Could Apps be the Key to Quitting?

About a year ago, I started getting really excited about apps for everything — games and stores and fitness and organizing and finance and writing… And it finally occurred to me that there must be an app to help people quit nail-biting habits. When I sought them out, I found lots!

Unfortunately, most of them didn’t suit my needs exactly. In fact, many were general habit apps, and a lot of them tracked on a day-to-day basis. Back then, it had become so bad that I couldn’t even make it a day without biting my nails. It was pretty demotivating to see long streaks of “missed” days. Not to mention, if I happened to bite my nails in the morning, I would treat it like a free-for-all and end up biting them straight through the day. it would all look the same on a habit tracker anyway!

Much further down on the Google Play search list, however, I found a funny little app simply called “Nail Biting“. It turned out to be exactly what I needed.

App #1: “Nail Biting”

Yes, that’s the front screen of the app — and that’s basically its entire functionality. You open up the app and press the “I DID IT” button whenever you bite. To be clear, it was a little annoying to have to open the app every time (I would have preferred a widget). But because the app itself is so simple, the loading time was negligible.

The best part was the granularity of the statistics:

Hourly! So exciting! I used this app on its own for a few weeks. I had slip-ups now and then, but my successful stretches were definitely increasing in length. It was time to level up!

App #2: HabitBull

Once I was able to go a day or two without biting, I added another app to the mix: HabitBull (the free version). It’s a multi-habit tracking app, with comments, reminders, and streak tracking.
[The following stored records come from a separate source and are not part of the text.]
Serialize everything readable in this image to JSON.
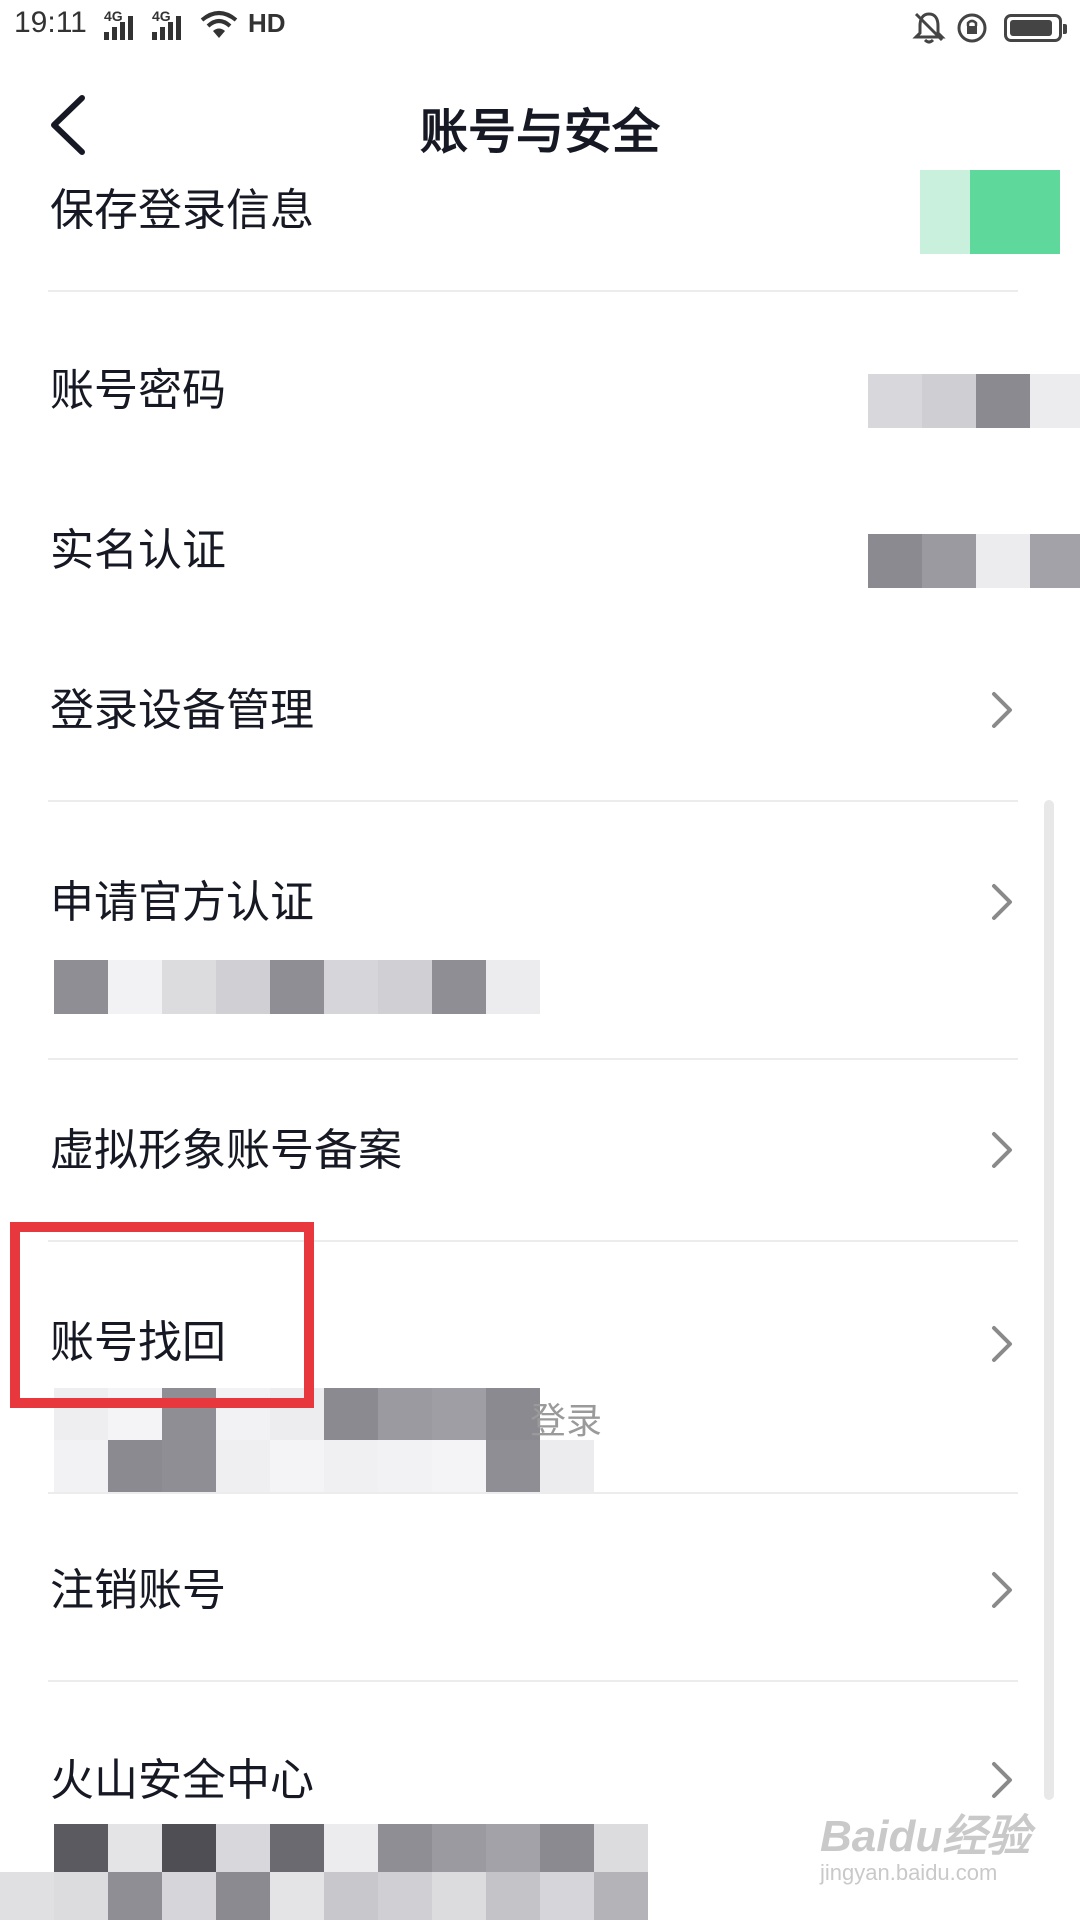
{
  "status_bar": {
    "time": "19:11",
    "network_1": "4G",
    "network_2": "4G",
    "hd_label": "HD"
  },
  "header": {
    "title": "账号与安全"
  },
  "settings": {
    "save_login_info": "保存登录信息",
    "account_password": "账号密码",
    "real_name_verification": "实名认证",
    "login_device_management": "登录设备管理",
    "apply_official_verification": "申请官方认证",
    "virtual_avatar_filing": "虚拟形象账号备案",
    "account_recovery": "账号找回",
    "account_recovery_sub_suffix": "登录",
    "cancel_account": "注销账号",
    "volcano_security_center": "火山安全中心"
  },
  "watermark": {
    "logo": "Baidu经验",
    "site": "jingyan.baidu.com"
  },
  "colors": {
    "toggle_green": "#5fd89c",
    "highlight_red": "#e8383d",
    "text_primary": "#161823",
    "chevron": "#8a8a8a"
  }
}
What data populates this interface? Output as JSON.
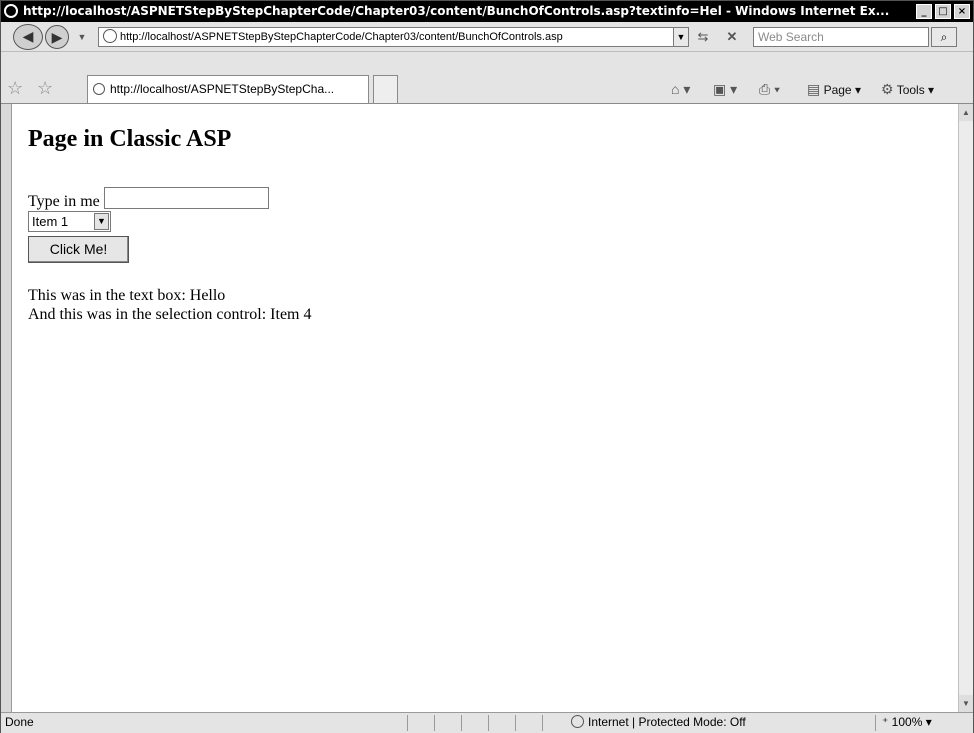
{
  "window": {
    "title": "http://localhost/ASPNETStepByStepChapterCode/Chapter03/content/BunchOfControls.asp?textinfo=Hel - Windows Internet Ex...",
    "minimize": "_",
    "maximize": "□",
    "close": "×"
  },
  "toolbar": {
    "address": "http://localhost/ASPNETStepByStepChapterCode/Chapter03/content/BunchOfControls.asp",
    "search_placeholder": "Web Search",
    "tab_title": "http://localhost/ASPNETStepByStepCha...",
    "page_label": "Page",
    "tools_label": "Tools"
  },
  "page": {
    "heading": "Page in Classic ASP",
    "textbox_label": "Type in me",
    "select_value": "Item 1",
    "button_label": "Click Me!",
    "result_text": "This was in the text box: Hello",
    "result_selection": "And this was in the selection control: Item 4"
  },
  "status": {
    "text": "Done",
    "zone": "Internet | Protected Mode: Off",
    "zoom": "100%"
  }
}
HabitBull Nail Biting TrackerThis is my real progress back in April. The speech bubbles indicate that I’ve added comments to those days.

I would log my nail-biting in the Nail Biting app throughout the day, and then transfer the number of times in the day over to HabitBull before bed. I would also add comments to days when I filed or clipped my nails, since those were they days I struggled the most. It was the combination of mindfulness and accountability (in the form of red “missed” days) that made the difference. Plus, I love charts.


It took me a few false starts on HabitBull, but I can finally say that I no longer bite my nails! I stopped using HabitBull in August, and haven’t had to look back since.

How I Quit Nail-Biting Using Apps - After

To clarify: I no longer bite my nails. I still do, on occasion, pick at them, tear them, or randomly find that I’ve got my fingertip in my mouth after zoning out for a while. I’m working on those things. The longer I go without biting my nails, though, the easier the other pieces of the puzzle are to leave behind.

Unfortunately, I’ve also noticed that my nail-bed doesn’t seem to be growing back. Every time I clip my nails, it sort of looks like I’m starting from scratch (but still more put together). So a warning to you nail-biters out there: even if you quit, your nails may never be as good as new.